If the LNT model is as flawed as these critics argue, how did it become the foundation of our regulatory framework, not to mention our cultural attitudes, regarding radiation? The first strong evidence of a connection between radiation and genetic damage came from experiments in 1926 and 1927 by the American geneticist Hermann Joseph Muller. Muller exposed groups of fruit flies to high doses of X-rays at high rates, reporting what looked to be definitive evidence of mutagenesis, or the production of genetic mutations. He eventually won a Nobel Prize in 1946 for this work, claiming in his Nobel lecture that there was “no escape from the conclusion that there is no threshold dose.”
Carol Marcus, a radiobiologist and nuclear medicine physician at UCLA, put matters more succinctly: “The LNT is based on hogwash.”
Further research in the interim since Muller’s early experiments, however, suggested that in fact there was a threshold at low doses or exposure rates. It remains unclear whether Muller merely dismissed these new findings as incorrect, or purposely ignored them. Edward J. Calabrese, a toxicologist at the University of Massachusetts Amherst, is the most vocal proponent of the latter view. He argues that close examination of the historical and scientific record proves that Muller was being intentionally “misleading and deceptive,” and tried to “blunt criticism of [his] Nobel Prize lecture and its impact on his reputation.”

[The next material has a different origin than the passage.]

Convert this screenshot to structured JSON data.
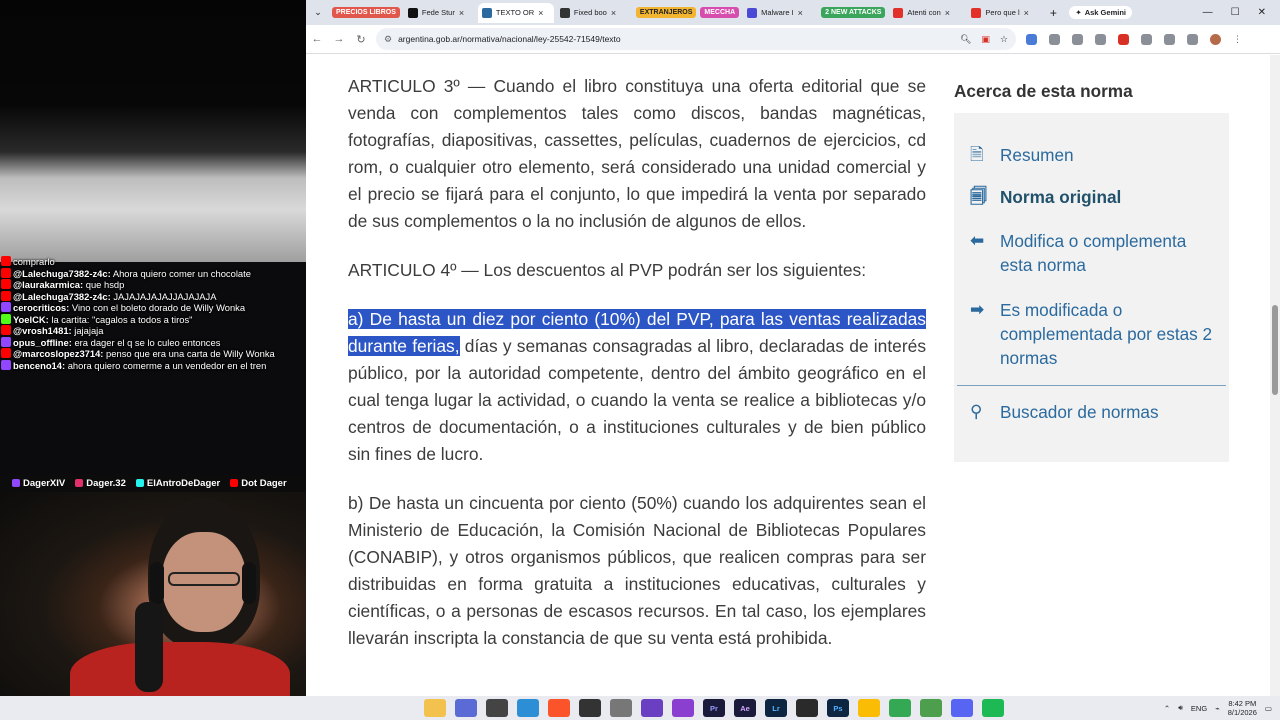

But others have responded that Muller was an extraordinarily conscientious researcher and his unequivocal support of the LNT was based on his honest, if imperfect, appraisal of the scientific evidence of the time. In any event, Muller’s Nobel speech helped cement the scientific acceptance of the LNT model, and the 1956 recommendations of the National Academy of Sciences’ Committee on the Biological Effects of Atomic Radiation (BEAR I) made it official. Subsequent NAS committees combined the work of Muller and others on radiation mutagenesis with preliminary analyses of data for Hiroshima and Nagasaki to extend the application of the LNT to carcinogenesis.
This, the LNT’s opponents argue, was a major mistake. The possibility of huge doses of radiation causing genetic mutations in future generations, which was the core of Muller’s work, is one thing; causing cancer in living organisms with low radiation doses over time is quite different. In other words, a high dose of radiation all at once isn’t the same thing as small amounts over a long time.

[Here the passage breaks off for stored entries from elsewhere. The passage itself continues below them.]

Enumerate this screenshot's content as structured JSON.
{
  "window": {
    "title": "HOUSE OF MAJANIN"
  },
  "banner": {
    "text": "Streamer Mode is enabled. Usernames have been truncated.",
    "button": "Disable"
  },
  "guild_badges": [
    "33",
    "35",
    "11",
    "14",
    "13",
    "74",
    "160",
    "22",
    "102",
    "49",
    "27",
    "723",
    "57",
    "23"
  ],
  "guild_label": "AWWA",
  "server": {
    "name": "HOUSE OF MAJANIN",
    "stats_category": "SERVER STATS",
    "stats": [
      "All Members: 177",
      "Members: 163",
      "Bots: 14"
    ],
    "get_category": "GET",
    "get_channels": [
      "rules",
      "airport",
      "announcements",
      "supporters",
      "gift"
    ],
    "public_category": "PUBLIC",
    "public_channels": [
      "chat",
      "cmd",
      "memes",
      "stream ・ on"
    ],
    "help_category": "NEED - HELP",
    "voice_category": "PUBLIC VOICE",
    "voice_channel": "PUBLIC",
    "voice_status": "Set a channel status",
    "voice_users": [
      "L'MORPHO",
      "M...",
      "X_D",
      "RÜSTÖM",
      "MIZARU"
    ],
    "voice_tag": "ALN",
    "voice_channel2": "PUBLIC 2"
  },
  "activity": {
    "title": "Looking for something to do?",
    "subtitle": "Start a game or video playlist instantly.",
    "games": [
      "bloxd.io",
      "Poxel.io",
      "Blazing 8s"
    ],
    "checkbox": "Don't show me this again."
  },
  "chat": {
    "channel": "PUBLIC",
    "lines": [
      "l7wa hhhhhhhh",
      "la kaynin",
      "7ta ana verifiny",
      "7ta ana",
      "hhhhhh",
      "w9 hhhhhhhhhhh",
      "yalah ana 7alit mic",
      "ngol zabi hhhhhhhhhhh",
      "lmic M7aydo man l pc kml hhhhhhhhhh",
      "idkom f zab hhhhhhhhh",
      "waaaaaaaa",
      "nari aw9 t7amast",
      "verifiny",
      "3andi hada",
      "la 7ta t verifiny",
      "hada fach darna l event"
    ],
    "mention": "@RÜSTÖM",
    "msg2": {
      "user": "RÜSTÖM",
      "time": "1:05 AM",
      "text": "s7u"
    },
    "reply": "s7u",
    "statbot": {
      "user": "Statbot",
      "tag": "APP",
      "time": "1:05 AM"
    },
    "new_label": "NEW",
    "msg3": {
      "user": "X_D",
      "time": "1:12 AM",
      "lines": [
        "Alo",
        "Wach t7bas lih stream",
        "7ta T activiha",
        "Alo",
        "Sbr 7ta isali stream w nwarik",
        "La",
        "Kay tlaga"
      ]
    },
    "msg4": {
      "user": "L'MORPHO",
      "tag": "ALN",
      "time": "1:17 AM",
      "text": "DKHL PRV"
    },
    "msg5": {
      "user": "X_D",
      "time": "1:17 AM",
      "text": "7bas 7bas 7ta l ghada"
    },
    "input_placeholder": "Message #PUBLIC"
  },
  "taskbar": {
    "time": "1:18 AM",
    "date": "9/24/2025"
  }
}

Siegel, Pennington, Sacks, and Welsh have pointed out that “the difference between the lowest experimental dose [used by Muller] and zero dose is huge,” arguing that it’s “unacceptable to simply assume, without further observation,” that there’s some lasting damage all the way down to the lowest dose. As far back as the 16th century, it was recognised that while a substance might be harmless or even beneficial in small amounts, there is a threshold above which it becomes harmful. According to the Renaissance physician Paracelsus, known as the father of toxicology, “Poison is in everything, and no thing is without poison. The dosage makes it either a poison or a remedy.”
Nonetheless, as the New York Times science reporter Gina Kolata noted nearly two decades ago, “the idea that radiation’s effects were directly proportional to its dose caught hold and soon was being used to predict cancer cases.”